I don't know how you want to fix this, but here is another option. Perhaps this is a better patch. Now there is no difference between if the server returns chunked encoding or not, in both cases the extra will be stuck onto the Yield.

diff -r 5b5a944fd674 Network/HTTP/Enumerator.hs
--- a/Network/HTTP/Enumerator.hs    Thu Jun 09 16:31:48 2011 +0300
+++ b/Network/HTTP/Enumerator.hs    Thu Jun 09 15:41:13 2011 -0500
@@ -90,7 +90,7 @@
 import Data.Enumerator
     ( Iteratee (..), Stream (..), catchError, throwError
     , yield, Step (..), Enumeratee, ($$), joinI, Enumerator, run_
-    , returnI, (>==>)
+    , returnI, (>==>), (=$)
     )
 import qualified Data.Enumerator.List as EL
 import Network.HTTP.Enumerator.HttpParser
@@ -337,11 +337,26 @@
 chunkedEnumeratee k@(Continue _) = do
     len <- catchParser "Chunk header" iterChunkHeader
     if len == 0
-        then return k
+        then do catchParser "End of chunks newline" iterNewline 
+                return k
         else do
             k' <- takeLBS len k
             catchParser "End of chunk newline" iterNewline
             chunkedEnumeratee k'
+
+chunkedEnumeratee (Yield a s) = loop s where
+    loop s' = do len <- catchParser "Chunk header" iterChunkHeader
+                 if len == 0
+                   then do catchParser "End of chunks newline" iterNewline
+                           return $ Yield a s'
+                   else do extra <- takeLBS len =$ EL.consume
+                           catchParser "Skipping chunk" iterNewline
+                           loop $ comb s' extra
+
+    comb EOF         [] = EOF
+    comb EOF         ys = Chunks ys
+    comb (Chunks xs) ys = Chunks $ xs ++ ys
+
 chunkedEnumeratee step = return step

 takeLBS :: MonadIO m => Int -> Enumeratee S.ByteString S.ByteString m a
snoyberg commented 13 years ago

Thank you for the detailed information on this bug. It made me finally start the http-enumerator test suite, which I've been meaning to do for a while now :). I just added a new commit which should hopefully solve this bug; at the very least, my test passes. Can you test it on your use case and let me know?
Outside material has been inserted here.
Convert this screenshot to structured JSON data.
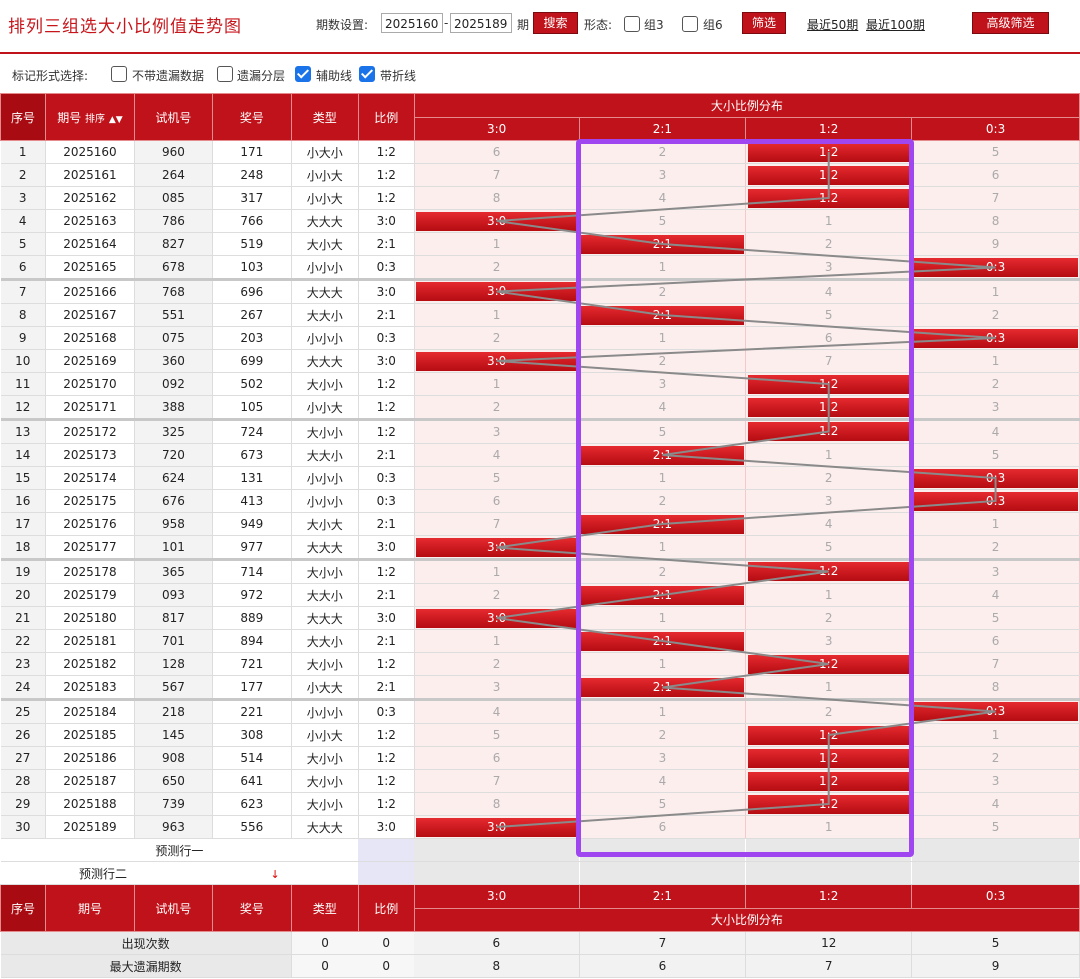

wuzzeb commented 13 years ago

Yes, your fix works! All my quickcheck tests are passing. Hopefully in the next few days I can upload the package to hackage, although I will need to wait until you post a new http-enumerator so I can depend on the version with the fix.

snoyberg commented 13 years ago

Cool, new version released on Hackage.